# Come Get Your Coupons!



## LadyAlthea (Sep 11, 2008)

wow! thats fantastic!!!!!!!!!!!!!!!!!!!!


----------



## creepingdth (Sep 10, 2009)

awesome, thanks for sharing


----------



## rockplayson (Jun 7, 2008)

Thanks for sharing. Was just at Michaels and the coupon did not work.


----------



## Tumblindice (Aug 19, 2008)

Well this one will!
http://img.dealspl.us/images/coupon/1/1279291433_6791.pdf


----------



## rockplayson (Jun 7, 2008)

Thanks Tumblindice!
I'll have to head over to another Michaels. Gotta find one first.


----------



## bobzilla (Nov 15, 2008)

Thanks for posting this !


----------



## mr_synical (Jul 24, 2007)

halloweenrocks08 said:


> Thanks for sharing. Was just at Michaels and the coupon did not work.


Like I said, I used the Michael's coupon twice yesterday, and it worked both times.

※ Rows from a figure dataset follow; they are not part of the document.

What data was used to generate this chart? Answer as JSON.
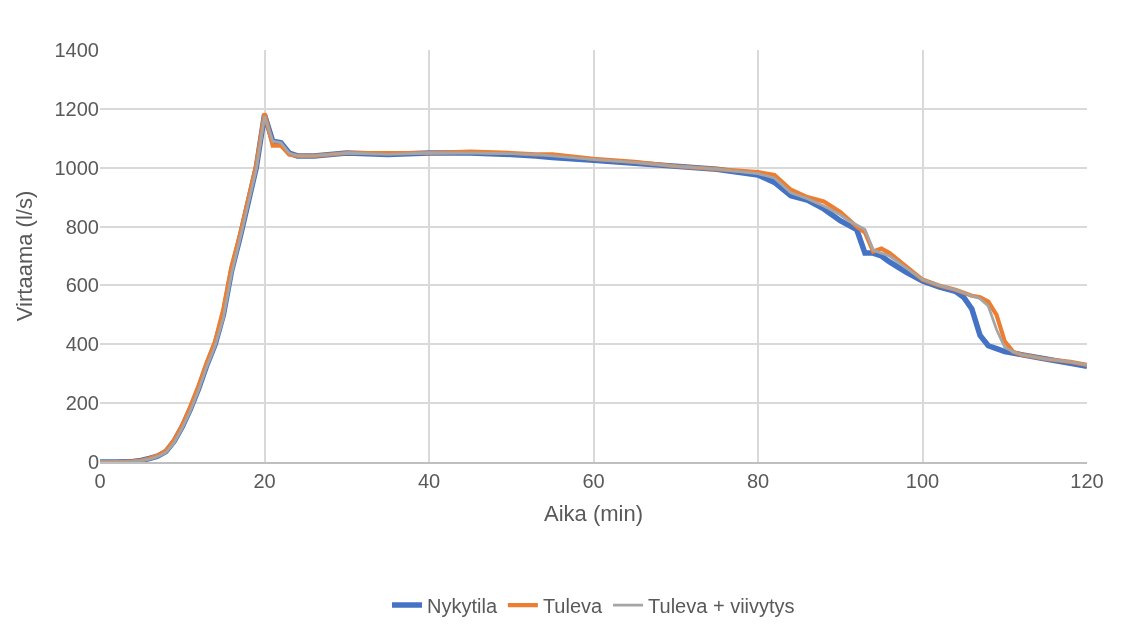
{
  "chart_data": {
    "type": "line",
    "xlabel": "Aika (min)",
    "ylabel": "Virtaama (l/s)",
    "x": [
      0,
      2,
      4,
      5,
      6,
      7,
      8,
      9,
      10,
      11,
      12,
      13,
      14,
      15,
      16,
      17,
      18,
      19,
      20,
      21,
      22,
      23,
      24,
      26,
      28,
      30,
      35,
      40,
      45,
      50,
      53,
      55,
      60,
      65,
      70,
      75,
      80,
      82,
      84,
      86,
      88,
      90,
      91,
      92,
      93,
      94,
      95,
      96,
      98,
      100,
      102,
      104,
      105,
      106,
      107,
      108,
      109,
      110,
      111,
      112,
      115,
      118,
      120
    ],
    "series": [
      {
        "name": "Nykytila",
        "color": "#4472c4",
        "values": [
          0,
          0,
          2,
          5,
          12,
          20,
          35,
          70,
          120,
          180,
          250,
          330,
          400,
          500,
          650,
          760,
          880,
          1000,
          1180,
          1090,
          1085,
          1050,
          1040,
          1040,
          1045,
          1050,
          1045,
          1050,
          1050,
          1045,
          1040,
          1035,
          1025,
          1015,
          1005,
          995,
          975,
          950,
          905,
          890,
          860,
          820,
          805,
          790,
          710,
          710,
          700,
          680,
          645,
          615,
          595,
          580,
          560,
          520,
          430,
          395,
          385,
          375,
          370,
          365,
          350,
          335,
          325
        ]
      },
      {
        "name": "Tuleva",
        "color": "#ed7d31",
        "values": [
          0,
          0,
          2,
          5,
          12,
          22,
          38,
          75,
          125,
          190,
          260,
          340,
          410,
          520,
          665,
          770,
          890,
          1010,
          1185,
          1075,
          1075,
          1045,
          1040,
          1040,
          1045,
          1050,
          1050,
          1050,
          1055,
          1050,
          1045,
          1045,
          1030,
          1020,
          1005,
          995,
          985,
          975,
          925,
          900,
          885,
          850,
          825,
          800,
          780,
          715,
          725,
          710,
          665,
          620,
          600,
          585,
          575,
          565,
          560,
          545,
          500,
          410,
          375,
          365,
          350,
          340,
          330
        ]
      },
      {
        "name": "Tuleva + viivytys",
        "color": "#a5a5a5",
        "values": [
          0,
          0,
          2,
          5,
          10,
          18,
          32,
          65,
          115,
          175,
          245,
          325,
          395,
          490,
          640,
          755,
          875,
          995,
          1175,
          1090,
          1085,
          1050,
          1040,
          1040,
          1045,
          1050,
          1045,
          1050,
          1050,
          1048,
          1045,
          1040,
          1028,
          1018,
          1005,
          995,
          980,
          965,
          915,
          895,
          870,
          840,
          820,
          805,
          790,
          720,
          710,
          700,
          660,
          620,
          600,
          585,
          575,
          565,
          555,
          530,
          450,
          390,
          375,
          365,
          350,
          340,
          330
        ]
      }
    ],
    "xlim": [
      0,
      120
    ],
    "xticks": [
      0,
      20,
      40,
      60,
      80,
      100,
      120
    ],
    "ylim": [
      0,
      1400
    ],
    "yticks": [
      0,
      200,
      400,
      600,
      800,
      1000,
      1200,
      1400
    ],
    "grid": true,
    "legend": "bottom",
    "marker": "none",
    "line_style": "solid"
  }
}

Sorry it didn't work for you, for whatever reason.


----------



## LadyAlthea (Sep 11, 2008)

some places dont take the internet coupons but most do. it can be store specific.


----------



## Dark Crop (Jun 27, 2010)

BING! awesome thanks!


----------



## mr_synical (Jul 24, 2007)

Thanks for moving this & subsequently pinning it to the top of the section. Sorry for forgetting there's a area dedicated to coupons.


----------